We are going to have a look at the deuce dataset that is there in R and see some of the different things that we can produce from this dataset. The deuce package contains data on professional Tennis and the purpose is for users to do a variety of sports analyses.
The deuce package can be installed with the following code below. Once you install the package then load the following libraries as well:
library(devtools)
install_github("skoval/deuce")
knitr::opts_chunk$set(echo = TRUE)
library(knitr)
library(htmlTable)
library(deuce)
library(ggplot2)
The following table provides the names and summary descriptions of each dataset in the package:
| Name | Description |
|---|---|
| atp_elo | ATP Elo Ratings |
| atp_importance | ATP Point Importance |
| atp_matches | ATP Playing Activity |
| atp_odds | ATP Match Odds |
| atp_odds_match_lookup | ATP Match Odds Lookup Table |
| atp_players | Biographic Details of ATP Players |
| atp_rankings | Rankings of ATP Players |
| atp_tournaments | ATP Tournaments |
| gs_point_by_point | Grand Slam Point by Point Match Data |
| mcp_points | Detail Point-by-Point Tennis Matches |
| point_by_point | Point by Point Match Data |
| wta_elo | WTA Elo Ratings |
| wta_importance | WTA Point Importance |
| wta_matches | WTA Playing Activity |
| wta_odds | WTA Match Odds |
| wta_odds_match_lookup | WTA Match Odds Lookup Table |
| wta_players | Biographic Details of WTA Players |
| wta_rankings | Rankings of WTA Players |
Let us take a look at few of the analyses we can do with this package.
There is one question that is addressed in almost every sport that has been played and that is which player is the Greatest of all time (GOAT)? The debate for this in Tennis has been going on for decades now. Even though everyone has a different opinion on this let us consider one way to tackle this discussion. We are going to use Elo ratings in order to measure a players ability as it gives us a number of a player’s strength over time in comparison to the different opponents they have faced.
We are going to consider a player’s peak Elo to evaluate their overall highest achievement in their career. We are going to be using the atp_elo dataset and we are considering all surfaces that they have played on (grass, hard, clay).
#Loading the dataset
data("atp_elo")
#Getting the peak elo ratings for all the players in the open era
peak_atp_elo <- atp_elo %>%
group_by(player_name) %>%
dplyr::summarise(
peak.elo = max(overall_elo, na.rm = T)
)
#Getting the top 10 players with the highest elo ratings
peak_atp_elo <- peak_atp_elo[order(peak_atp_elo$peak.elo, decreasing = T),][1:10,]
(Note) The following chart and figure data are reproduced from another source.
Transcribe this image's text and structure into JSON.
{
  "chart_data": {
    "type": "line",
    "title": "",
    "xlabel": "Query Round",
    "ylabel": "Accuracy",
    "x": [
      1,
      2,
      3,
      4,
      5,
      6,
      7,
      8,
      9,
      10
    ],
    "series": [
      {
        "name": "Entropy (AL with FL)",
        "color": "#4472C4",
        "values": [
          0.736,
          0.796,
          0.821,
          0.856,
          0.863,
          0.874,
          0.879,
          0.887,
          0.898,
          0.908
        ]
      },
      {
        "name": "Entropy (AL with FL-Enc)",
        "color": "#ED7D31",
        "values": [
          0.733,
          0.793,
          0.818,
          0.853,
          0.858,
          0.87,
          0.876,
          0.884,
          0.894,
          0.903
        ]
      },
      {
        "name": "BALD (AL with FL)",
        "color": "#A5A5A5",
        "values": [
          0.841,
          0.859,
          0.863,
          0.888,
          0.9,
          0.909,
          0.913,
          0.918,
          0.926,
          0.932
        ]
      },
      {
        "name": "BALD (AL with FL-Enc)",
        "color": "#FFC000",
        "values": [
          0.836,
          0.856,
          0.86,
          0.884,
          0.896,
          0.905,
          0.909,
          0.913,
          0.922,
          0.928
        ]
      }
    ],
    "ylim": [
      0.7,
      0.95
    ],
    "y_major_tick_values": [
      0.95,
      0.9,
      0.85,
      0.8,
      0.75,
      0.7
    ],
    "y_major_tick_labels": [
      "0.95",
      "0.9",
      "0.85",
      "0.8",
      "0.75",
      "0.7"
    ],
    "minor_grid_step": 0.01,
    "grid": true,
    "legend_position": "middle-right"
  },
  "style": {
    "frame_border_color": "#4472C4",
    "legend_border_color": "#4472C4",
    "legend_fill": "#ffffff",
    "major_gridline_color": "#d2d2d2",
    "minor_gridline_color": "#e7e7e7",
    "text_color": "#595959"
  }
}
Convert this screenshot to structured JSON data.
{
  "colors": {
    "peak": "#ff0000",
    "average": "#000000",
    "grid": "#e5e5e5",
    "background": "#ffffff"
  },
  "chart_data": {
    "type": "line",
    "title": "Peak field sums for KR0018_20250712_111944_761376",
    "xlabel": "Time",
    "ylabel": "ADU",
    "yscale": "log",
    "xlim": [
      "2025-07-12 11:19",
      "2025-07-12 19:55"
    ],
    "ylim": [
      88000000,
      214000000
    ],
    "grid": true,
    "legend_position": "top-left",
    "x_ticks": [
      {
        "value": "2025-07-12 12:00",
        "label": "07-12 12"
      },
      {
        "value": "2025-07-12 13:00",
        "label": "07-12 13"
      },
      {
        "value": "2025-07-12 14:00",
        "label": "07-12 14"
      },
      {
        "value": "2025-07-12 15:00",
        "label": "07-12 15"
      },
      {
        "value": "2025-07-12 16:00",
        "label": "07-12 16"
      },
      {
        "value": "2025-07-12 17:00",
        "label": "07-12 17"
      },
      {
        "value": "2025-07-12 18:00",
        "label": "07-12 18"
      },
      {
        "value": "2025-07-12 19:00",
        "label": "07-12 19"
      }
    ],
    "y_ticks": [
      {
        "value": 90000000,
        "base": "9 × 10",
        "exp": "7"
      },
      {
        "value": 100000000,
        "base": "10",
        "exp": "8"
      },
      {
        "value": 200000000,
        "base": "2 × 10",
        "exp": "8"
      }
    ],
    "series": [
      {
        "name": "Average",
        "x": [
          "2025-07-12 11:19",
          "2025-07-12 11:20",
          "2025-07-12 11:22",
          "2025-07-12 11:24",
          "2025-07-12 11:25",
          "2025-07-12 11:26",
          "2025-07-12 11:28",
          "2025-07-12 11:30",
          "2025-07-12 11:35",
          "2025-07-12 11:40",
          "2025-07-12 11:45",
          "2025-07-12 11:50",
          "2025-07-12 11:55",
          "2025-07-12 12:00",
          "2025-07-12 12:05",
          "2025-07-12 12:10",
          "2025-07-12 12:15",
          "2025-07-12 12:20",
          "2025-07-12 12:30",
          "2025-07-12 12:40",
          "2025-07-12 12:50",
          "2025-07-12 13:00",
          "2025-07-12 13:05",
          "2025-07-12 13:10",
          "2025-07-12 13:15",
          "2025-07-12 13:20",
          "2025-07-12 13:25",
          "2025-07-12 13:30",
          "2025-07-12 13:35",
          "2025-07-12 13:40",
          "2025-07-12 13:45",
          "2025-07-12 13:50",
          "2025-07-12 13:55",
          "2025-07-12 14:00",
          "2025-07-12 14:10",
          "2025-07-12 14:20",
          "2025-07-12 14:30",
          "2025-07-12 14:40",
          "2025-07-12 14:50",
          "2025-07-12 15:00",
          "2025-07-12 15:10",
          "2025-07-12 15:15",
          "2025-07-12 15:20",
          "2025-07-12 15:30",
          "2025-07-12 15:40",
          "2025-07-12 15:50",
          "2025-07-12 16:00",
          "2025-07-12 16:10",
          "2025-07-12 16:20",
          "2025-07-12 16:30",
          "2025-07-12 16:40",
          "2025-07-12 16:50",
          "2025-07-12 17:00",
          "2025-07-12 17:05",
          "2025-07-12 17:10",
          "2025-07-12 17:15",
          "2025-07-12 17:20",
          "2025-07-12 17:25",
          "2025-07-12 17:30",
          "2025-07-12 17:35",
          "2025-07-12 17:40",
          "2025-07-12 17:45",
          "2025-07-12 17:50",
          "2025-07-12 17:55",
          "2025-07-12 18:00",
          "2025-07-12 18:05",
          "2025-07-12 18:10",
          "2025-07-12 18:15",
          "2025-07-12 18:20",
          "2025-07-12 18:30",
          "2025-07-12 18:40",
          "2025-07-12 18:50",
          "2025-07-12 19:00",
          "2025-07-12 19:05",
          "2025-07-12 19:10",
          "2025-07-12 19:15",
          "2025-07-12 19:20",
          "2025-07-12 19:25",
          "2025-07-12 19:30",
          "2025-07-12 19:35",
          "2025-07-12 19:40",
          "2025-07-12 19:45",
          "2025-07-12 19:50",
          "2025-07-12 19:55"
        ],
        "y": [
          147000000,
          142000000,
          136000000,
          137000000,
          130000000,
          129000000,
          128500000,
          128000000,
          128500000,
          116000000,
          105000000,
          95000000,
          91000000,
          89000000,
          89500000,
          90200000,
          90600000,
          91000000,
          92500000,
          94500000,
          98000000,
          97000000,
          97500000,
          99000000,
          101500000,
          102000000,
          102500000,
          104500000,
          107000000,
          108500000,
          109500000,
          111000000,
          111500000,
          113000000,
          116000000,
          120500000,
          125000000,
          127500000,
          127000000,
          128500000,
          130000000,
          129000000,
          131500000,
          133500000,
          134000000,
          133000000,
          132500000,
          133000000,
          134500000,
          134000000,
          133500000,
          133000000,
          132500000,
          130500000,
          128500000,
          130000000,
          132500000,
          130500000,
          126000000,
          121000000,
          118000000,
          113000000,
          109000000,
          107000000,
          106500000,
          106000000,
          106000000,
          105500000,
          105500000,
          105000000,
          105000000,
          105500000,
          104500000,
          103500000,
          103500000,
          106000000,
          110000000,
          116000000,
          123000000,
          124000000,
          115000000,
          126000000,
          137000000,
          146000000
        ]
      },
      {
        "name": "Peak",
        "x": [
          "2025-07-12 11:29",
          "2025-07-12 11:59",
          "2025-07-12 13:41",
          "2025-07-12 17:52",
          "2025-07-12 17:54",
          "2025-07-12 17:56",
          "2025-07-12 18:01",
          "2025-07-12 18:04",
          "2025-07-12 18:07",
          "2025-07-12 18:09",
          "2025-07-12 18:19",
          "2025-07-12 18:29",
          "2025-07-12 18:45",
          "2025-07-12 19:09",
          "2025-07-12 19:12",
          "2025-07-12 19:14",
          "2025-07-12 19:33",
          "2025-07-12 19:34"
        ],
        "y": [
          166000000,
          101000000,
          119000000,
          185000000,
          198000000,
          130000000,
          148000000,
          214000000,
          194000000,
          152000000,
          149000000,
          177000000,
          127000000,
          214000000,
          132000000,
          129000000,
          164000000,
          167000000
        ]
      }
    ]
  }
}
peak_atp_elo$player_name <- factor(peak_atp_elo$player_name, levels = peak_atp_elo$player_name[order(peak_atp_elo$peak.elo)], order = T)
#Plotting our data
peak_atp_elo %>%
ggplot(aes(y = peak.elo, x = player_name)) +
geom_point(size = 2, col = "red") +
theme(legend.position = "none") +
scale_y_continuous("Career Peak Elo") +
scale_x_discrete("") +
coord_flip()
In this exploration, we are going to take a look at the Rally length trends by finding out the average rally length in both men’s and women’s Tennis from the year 2000 till 2019. Rally length is the number of shots that are played in a point. We are going to use the mcp_points dataset which gives us the detailed point by point match details.
#Loading the dataset
data("mcp_points")
# Counting double faults as 1 shot
mcp_points <- mcp_points %>%
dplyr::mutate(
year = as.numeric(substr(match_id, 1, 4)),
ATP = ifelse(grepl("[0-9]-M-", match_id), "ATP", "WTA"),
rallyCount = as.numeric(ifelse(rallyCount == 0, 1, rallyCount))
) %>%
filter(year >= 2000, !is.na(rallyCount))
#Plotting the graph
#ATP refers to men's Tennis and WTA refers to women's Tennis
mcp_points %>%
ggplot(aes(y = rallyCount, x = year, fill = ATP, colour = ATP)) +
geom_smooth(alpha = 0.3) +
scale_y_continuous("Rally Length", breaks = scales::pretty_breaks(n = 10)) +
scale_x_continuous("", breaks = scales::pretty_breaks(n = 10)) +
expand_limits(y = 1) +
theme(legend.position = "bottom", legend.direction = "horizontal") +
ggtitle("Rally Length Trends")
There are various other analyses that can be done through the different datasets that are found in the deuce package with more data exploration. The dataset contains detailed information of data from the Tennis tour and can prove to be really useful.